ÉDITORIAL
« Tout bien portant est un malade qui s’ignore » (Knock, Jules Romains)
Le confinement de tous, partout et en tout temps, sans distinction est une immense connerie. Des vieux hors-CLSC d’abord (130 000 personnes quand même), mais surtout des 15-40 ans (les jeunes), qui ont objectivement à peine moins de chances de mourir dans un accident de la circulation (0,12 % en voiture) que de la CoVid-19 (0,2 % jusqu’à 39 ans).
Au nom de la santé de tous, on a pris des décisions sans nuances, déresponsabilisant les individus et les communautés par rapport à la pandémie, comme si nous ne pouvions pas exercer notre jugement en la matière. En France, où le confinement est total et obligatoire sous peine d’une contravention de 135 euros, certains promeneurs ont été punis pour être sortis en promenade sur une plage déserte, ou des randonneurs solitaires à 1300 mètres d’altitude sur le Mont-Blanc.
Quitte à prévenir la mort, mettons le paquet dans les CLSC, mais pourquoi enlever aux individus toute dignité, en leur refusant les sorties à leurs risques ? En d’autres circonstances, nous accuserions le milieu médical d’acharnement thérapeutique… Je pense m’être déjà exprimé plusieurs fois au sujet du choix à mourir. Décider de notre vie est un droit humain fondamental, qui ne fait franchement pas le poids face au droit à la santé. Ce dernier est un moyen pour être heureux, pas une finalité.
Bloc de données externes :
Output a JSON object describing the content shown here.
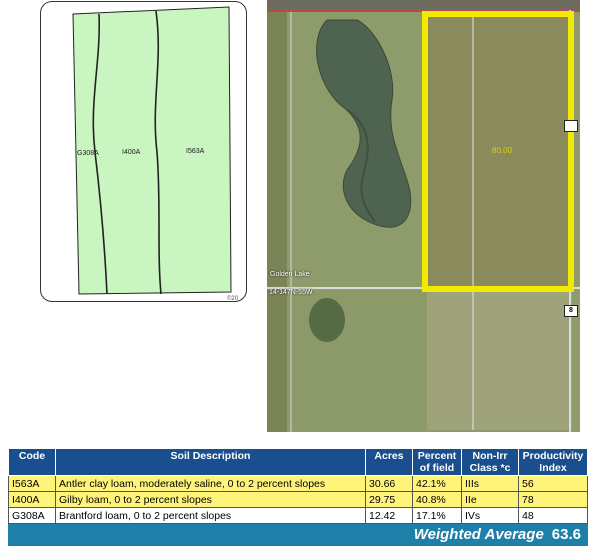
{
  "soil_map": {
    "labels": [
      "G308A",
      "I400A",
      "I563A"
    ],
    "copyright": "©20"
  },
  "aerial": {
    "lake_label": "Golden Lake",
    "plss_label": "14-147N-55W",
    "field_acres": "80.00",
    "road_shield": "8"
  },
  "table": {
    "headers": [
      "Code",
      "Soil Description",
      "Acres",
      "Percent of field",
      "Non-Irr Class *c",
      "Productivity Index"
    ],
    "rows": [
      {
        "code": "I563A",
        "description": "Antler clay loam, moderately saline, 0 to 2 percent slopes",
        "acres": "30.66",
        "percent": "42.1%",
        "class": "IIIs",
        "pi": "56"
      },
      {
        "code": "I400A",
        "description": "Gilby loam, 0 to 2 percent slopes",
        "acres": "29.75",
        "percent": "40.8%",
        "class": "IIe",
        "pi": "78"
      },
      {
        "code": "G308A",
        "description": "Brantford loam, 0 to 2 percent slopes",
        "acres": "12.42",
        "percent": "17.1%",
        "class": "IVs",
        "pi": "48"
      }
    ],
    "weighted_label": "Weighted Average",
    "weighted_value": "63.6"
  },
  "colors": {
    "header_blue": "#1a4f8f",
    "footer_teal": "#1e7fa8",
    "highlight_yellow": "#fff47a",
    "soil_green": "#c8f5c0",
    "field_outline": "#f2ea00"
  }
}
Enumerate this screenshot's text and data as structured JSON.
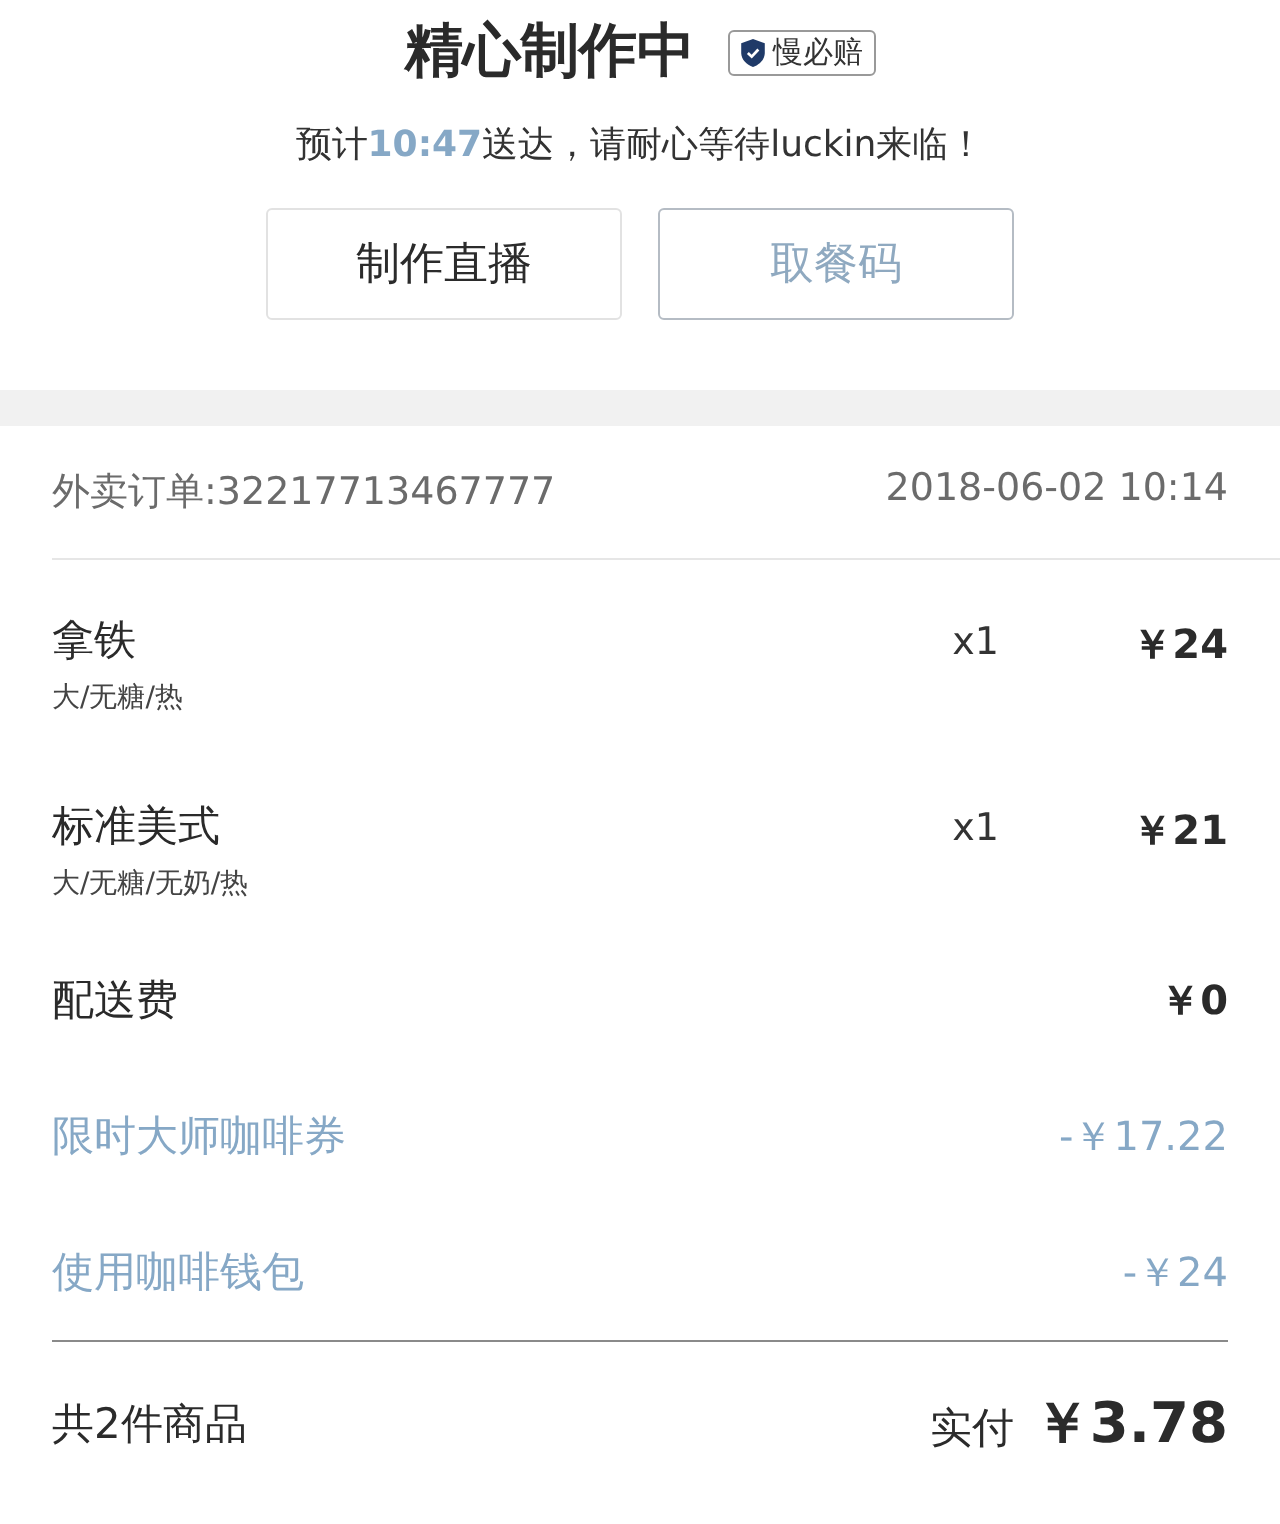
{
  "header": {
    "title": "精心制作中",
    "badge": "慢必赔",
    "subtitle": {
      "before": "预计",
      "time": "10:47",
      "after": "送达，请耐心等待luckin来临！"
    }
  },
  "buttons": [
    {
      "label": "制作直播",
      "kind": "plain"
    },
    {
      "label": "取餐码",
      "kind": "accent"
    }
  ],
  "order": {
    "number": "外卖订单:32217713467777",
    "time": "2018-06-02 10:14"
  },
  "items": [
    {
      "name": "拿铁",
      "options": "大/无糖/热",
      "quantity": "x1",
      "price": "￥24"
    },
    {
      "name": "标准美式",
      "options": "大/无糖/无奶/热",
      "quantity": "x1",
      "price": "￥21"
    }
  ],
  "charges": [
    {
      "label": "配送费",
      "amount": "￥0",
      "kind": "fee"
    },
    {
      "label": "限时大师咖啡券",
      "amount": "-￥17.22",
      "kind": "discount"
    },
    {
      "label": "使用咖啡钱包",
      "amount": "-￥24",
      "kind": "discount"
    }
  ],
  "summary": {
    "count": "共2件商品",
    "paid_label": "实付",
    "paid": "￥3.78"
  }
}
Comme le disait André Comte-Sponville récemment : « Laissez-nous mourir comme nous le voulons ». Dans l’entrevue qu’il a donnée au magazine Le Temps il y a quelques jours, il qualifie la réaction des états dans la crise pandémique actuelle comme sympathique, a priori : vouloir sauver tout le monde parait louable. En fait, c’est non seulement absurde, mais dangereux. En effet, les gens continueront à mourir, et de toute autre cause que du Coronavirus ! D’ailleurs, à 68 ans, il se dit lui-même davantage effrayé par Alzheimer. Il aurait encore 95 % de chance de réchapper au virus s’il le contractait.
Non, ce qui le fâche, c’est que les jeunes payent le gros prix pour « sauver » (et on voit comment) une population minoritaire. C’est dur à entendre, mais c’est la vérité. Ces mêmes jeunes qui n’étudient plus, perdent leur travail, leur entreprise, s’endettent massivement et ne créent plus la richesse qui doit financer lesdits soins de santé. Ces mêmes « jeunes » vont payer pour une maladie dont les victimes ont en moyenne 81 ans.
Et personnellement, une sorte d’anxiété me gagne, lorsque je pense à tout cet argent annoncé : d’où sortira-t-il ? Comment allons-nous le rembourser, alors que nos gouvernements n’ont déjà pas le courage d’aller le chercher dans les paradis fiscaux, les entreprises multinationales style GAFA ou dans les échanges financiers spéculatifs de la bourse ?
À ce compte-là, déchirons nos chartes, nos déclarations universelles et au nom de la santé universelle, soyons surveillés 24 h sur 24 h et 7 jours sur 7. Pour notre bien. Et ne croyez pas que je me place du côté de ces manifestants américains de droite défendant à tout prix leurs libertés individuelles. Je dis simplement qu’il y a eu un moment pour le confinement, c’est maintenant le moment d’utiliser les données scientifiques colligées et d’agir rationnellement. Pas parce que nous avons peur - nous sommes mortels - rien n’y changera. Faisons plutôt avec.